Creating and Naming Database Tables and Fields
This series of articles is based on an outline I made while reading
"Database
Design for Mere Mortals" by Michael J. Hernandez. Mike graciously
gave permission for its use in this derived work. I highly recommend
the book to anyone who wants a good grasp of database fundamentals.
The series is intended to familiarize the uninitiated with the concepts
of database design. I'll include an extensive bibliography for those
interested in more technical or in-depth coverage.
Why Use A Database?
Data overload is a common problem in business today. Corporations and
individuals have plenty of raw data, but can't always find it or aren't
aware that they even have it. Raw data must be filtered and organized
to become useful information. Databases are a primary tool for the task;
a tool which takes advantage of the speed and power of modern computers.
Goals
Creating a database can be a daunting task to a beginner. As with most
complex projects, good database design can be broken down into discrete
steps which are easier to manage.
In a future article, we'll discuss the information-gathering process
necessary before database design even begins. For now, let's talk about
something less abstract — tables and fields. For the examples
in this article I'll try to provide samples which reflect real-world
situations.
Terminology
First, some terminology. We won't be using the highly technical terms
"relations" and "tuples"; even in the manuals they introduce the terms
and then go right back to "tables" and "rows" so we'll skip the interim
step. However, the technical term "attributes" works well to describe
the concept embodied in "columns" so we'll use whichever term seems
more understandable in context. And each "record" makes up one "row,"
another familiar term. Again, we'll use whichever fits best conceptually.
Finally, for each row there will be an "attribute" in each row. This
is a "field."
A database is made up of one or more tables. Each table is made up
of one or more rows of information. Each row contains various attributes,
one in each column.
From Flat Spreadsheet to Relational Database
If you're familiar with spreadsheet software, you're familiar with
tables of rows and columns. For instance, you might have columns called
"Name," "Company," "Address," "Specialty," and "Phone." This works fine
for a while, but you soon realize that if you have multiple entries
from the same company, the same specialty, or perhaps even the same
name, you're duplicating entries. One of the geeky things database administrators
get excited about is efficiency. It's not efficient to store the company
name "Spinhead Web Design" twelve times; it's the same every time, right?
And if you have two contacts at Spinhead who answer the main phone number,
you've entered that twice, haven't you? And look; you have "Database
Administrator" listed for three different contacts. This obviously isn't
a big issue with small databases, but in your plans for world domination,
small databases will rapidly be replaced by huge databases. Plan
ahead. Build efficiently. [1]
How can we make the spreadsheet more efficient?
If there were a way to use multiple spreadsheets, one for each type
of data, and have the spreadsheets share information, you could have
the "People" spreadsheet linked to the "Skills" and "Companies" spreadsheets.

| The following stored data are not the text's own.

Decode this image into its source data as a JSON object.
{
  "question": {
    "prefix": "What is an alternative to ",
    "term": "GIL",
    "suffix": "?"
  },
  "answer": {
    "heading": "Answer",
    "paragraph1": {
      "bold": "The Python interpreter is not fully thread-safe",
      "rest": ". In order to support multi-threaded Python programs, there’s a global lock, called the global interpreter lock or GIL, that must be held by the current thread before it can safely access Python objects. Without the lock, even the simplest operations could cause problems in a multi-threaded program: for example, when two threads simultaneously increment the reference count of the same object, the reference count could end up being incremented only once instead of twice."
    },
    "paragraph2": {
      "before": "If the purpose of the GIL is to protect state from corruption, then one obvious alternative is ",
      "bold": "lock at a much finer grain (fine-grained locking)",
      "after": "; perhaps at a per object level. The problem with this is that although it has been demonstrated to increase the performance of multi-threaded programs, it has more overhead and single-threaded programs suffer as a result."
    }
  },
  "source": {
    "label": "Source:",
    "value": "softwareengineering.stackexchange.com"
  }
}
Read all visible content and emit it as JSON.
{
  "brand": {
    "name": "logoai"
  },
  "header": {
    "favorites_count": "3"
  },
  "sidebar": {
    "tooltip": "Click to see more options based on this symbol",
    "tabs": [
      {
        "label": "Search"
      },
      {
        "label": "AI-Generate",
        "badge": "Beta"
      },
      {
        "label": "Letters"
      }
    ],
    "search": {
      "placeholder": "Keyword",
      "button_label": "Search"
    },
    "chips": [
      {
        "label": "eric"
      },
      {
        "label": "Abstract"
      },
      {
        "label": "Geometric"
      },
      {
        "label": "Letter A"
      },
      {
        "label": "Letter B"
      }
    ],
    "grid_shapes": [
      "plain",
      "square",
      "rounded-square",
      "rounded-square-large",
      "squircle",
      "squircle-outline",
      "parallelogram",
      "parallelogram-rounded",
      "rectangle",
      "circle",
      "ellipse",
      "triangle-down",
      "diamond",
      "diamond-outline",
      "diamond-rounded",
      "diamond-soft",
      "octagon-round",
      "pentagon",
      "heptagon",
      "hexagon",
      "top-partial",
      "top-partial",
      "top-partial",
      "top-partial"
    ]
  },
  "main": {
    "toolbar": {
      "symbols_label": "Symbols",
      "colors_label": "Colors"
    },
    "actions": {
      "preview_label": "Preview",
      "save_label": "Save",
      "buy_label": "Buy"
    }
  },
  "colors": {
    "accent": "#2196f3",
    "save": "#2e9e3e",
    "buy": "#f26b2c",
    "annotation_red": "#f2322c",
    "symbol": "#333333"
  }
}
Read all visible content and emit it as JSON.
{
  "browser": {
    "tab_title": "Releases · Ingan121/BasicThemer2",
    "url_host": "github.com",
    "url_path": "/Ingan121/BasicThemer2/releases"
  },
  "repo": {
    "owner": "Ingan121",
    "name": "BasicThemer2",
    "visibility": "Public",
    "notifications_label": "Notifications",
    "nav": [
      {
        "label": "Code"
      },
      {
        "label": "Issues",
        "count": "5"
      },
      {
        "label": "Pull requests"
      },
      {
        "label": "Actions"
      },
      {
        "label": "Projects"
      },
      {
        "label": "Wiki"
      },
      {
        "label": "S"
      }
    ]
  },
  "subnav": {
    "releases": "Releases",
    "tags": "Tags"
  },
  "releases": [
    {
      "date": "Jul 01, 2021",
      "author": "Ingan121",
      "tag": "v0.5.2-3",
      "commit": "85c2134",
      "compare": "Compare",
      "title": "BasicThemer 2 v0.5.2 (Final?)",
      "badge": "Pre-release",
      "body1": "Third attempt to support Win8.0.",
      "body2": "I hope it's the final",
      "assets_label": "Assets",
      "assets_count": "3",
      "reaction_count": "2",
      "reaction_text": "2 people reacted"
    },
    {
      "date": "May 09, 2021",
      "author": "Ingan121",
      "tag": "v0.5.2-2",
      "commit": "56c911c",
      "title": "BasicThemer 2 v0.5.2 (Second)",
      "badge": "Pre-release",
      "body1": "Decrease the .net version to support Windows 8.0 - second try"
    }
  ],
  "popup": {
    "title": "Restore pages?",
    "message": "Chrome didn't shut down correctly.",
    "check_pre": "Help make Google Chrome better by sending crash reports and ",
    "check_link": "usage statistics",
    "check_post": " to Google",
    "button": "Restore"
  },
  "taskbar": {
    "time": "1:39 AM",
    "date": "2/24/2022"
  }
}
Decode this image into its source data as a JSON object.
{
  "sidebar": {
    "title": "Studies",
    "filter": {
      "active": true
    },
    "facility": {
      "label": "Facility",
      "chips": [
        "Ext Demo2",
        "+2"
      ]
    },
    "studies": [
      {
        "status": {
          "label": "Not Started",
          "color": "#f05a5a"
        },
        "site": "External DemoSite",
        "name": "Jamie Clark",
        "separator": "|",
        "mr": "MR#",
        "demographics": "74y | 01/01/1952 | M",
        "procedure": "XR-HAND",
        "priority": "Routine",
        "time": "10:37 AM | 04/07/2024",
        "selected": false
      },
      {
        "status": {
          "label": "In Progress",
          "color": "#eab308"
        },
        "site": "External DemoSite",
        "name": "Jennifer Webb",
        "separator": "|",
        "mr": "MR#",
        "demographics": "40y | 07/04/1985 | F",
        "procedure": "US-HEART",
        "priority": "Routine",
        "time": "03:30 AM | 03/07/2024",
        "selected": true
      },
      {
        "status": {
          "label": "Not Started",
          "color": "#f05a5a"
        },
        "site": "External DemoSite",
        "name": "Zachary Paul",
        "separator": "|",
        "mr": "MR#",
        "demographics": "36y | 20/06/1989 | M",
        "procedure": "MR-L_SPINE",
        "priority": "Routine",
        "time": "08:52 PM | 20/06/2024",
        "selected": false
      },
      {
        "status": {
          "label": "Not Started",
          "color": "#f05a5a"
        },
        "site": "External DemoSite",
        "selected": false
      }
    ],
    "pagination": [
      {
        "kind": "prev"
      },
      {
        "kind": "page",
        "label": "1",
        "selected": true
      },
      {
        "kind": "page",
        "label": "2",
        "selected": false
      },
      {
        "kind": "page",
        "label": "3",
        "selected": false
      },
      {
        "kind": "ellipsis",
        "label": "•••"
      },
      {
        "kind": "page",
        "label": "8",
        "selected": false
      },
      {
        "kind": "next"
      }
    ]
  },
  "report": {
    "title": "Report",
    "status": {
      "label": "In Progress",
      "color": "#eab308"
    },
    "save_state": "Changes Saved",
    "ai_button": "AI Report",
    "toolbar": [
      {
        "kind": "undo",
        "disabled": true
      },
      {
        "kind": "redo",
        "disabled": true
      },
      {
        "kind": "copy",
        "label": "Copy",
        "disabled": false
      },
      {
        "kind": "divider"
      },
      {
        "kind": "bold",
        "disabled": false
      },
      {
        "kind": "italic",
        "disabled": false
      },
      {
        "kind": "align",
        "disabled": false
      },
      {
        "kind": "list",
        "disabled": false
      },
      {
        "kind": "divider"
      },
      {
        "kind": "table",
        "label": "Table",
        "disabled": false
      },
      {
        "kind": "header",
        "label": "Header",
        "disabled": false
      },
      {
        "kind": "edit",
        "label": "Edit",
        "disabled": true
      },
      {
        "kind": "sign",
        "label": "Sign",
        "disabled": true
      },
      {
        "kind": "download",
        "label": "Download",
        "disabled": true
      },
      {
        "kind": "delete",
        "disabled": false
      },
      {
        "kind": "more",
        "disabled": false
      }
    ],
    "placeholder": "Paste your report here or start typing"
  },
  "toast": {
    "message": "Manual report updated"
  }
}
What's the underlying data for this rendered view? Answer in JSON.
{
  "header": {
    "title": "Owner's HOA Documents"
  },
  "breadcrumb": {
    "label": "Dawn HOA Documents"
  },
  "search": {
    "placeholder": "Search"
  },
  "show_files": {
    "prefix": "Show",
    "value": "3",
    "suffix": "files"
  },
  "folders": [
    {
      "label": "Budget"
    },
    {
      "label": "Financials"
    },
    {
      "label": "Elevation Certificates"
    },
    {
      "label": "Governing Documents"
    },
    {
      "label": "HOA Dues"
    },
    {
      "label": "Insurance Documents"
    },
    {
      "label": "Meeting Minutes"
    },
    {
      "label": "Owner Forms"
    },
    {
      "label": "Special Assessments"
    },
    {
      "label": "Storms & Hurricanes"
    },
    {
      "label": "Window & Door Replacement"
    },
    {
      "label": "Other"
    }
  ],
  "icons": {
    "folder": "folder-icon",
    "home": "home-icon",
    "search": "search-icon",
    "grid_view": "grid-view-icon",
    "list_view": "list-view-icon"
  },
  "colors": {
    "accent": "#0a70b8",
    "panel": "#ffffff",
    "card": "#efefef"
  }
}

Each spreadsheet would only contain unique records,
not duplicates [2]. If two people
had the same skill or worked for the same company, they could both refer
to the same record the appropriate spreadsheet.
Congratulations. You now understand the basic concept behind a relational
database.
Tables and Fields
Each of our spreadsheets compares to a table in our "Contacts" database.
But how exactly do we decide what each field should contain? And which
fields go in which table?
In the real world, a certain amount of research precedes any real database
design work. We'll discuss it further in a future article, but essentially,
through interviews with the intended users and analysis of the existing
processes, we have collected a long and probably disorganized list of
possible candidates. Through two processes, we'll decide which will
become fields, which will become tables, and which fields go in which
tables.
First, look for nouns which identify an object or event but do not
modify some other object or event. This list is our preliminary list
of Tables. At the same time, we're doing the opposite; looking for nouns
which do modify another object or event. This list becomes
our preliminary list of Fields. For example, "vendor" would go on the
"Tables" list, but "phone number" is likely a characteristic of "vendor"
and belongs on the "Fields" list. "Tables" usually refer to collections
of things; something that can be broken down into smaller components.
"Fields" would be those components. Don't worry about precise names
yet. We'll stick to simple descriptive words or phrases for now.
So far we haven't done anything to organize our fields into tables.
Assigning Fields to Tables
Once we're certain the our "Tables" and "Fields" lists are complete,
it's time to assign each field to the appropriate table. For each entry
on the preliminary field list, choose the table which it describes or
to which it applies. If some fields don't seem to fit any table, set
them aside for the moment. We'll be altering our lists as we proceed,
so don't worry about orphaned tables or fields.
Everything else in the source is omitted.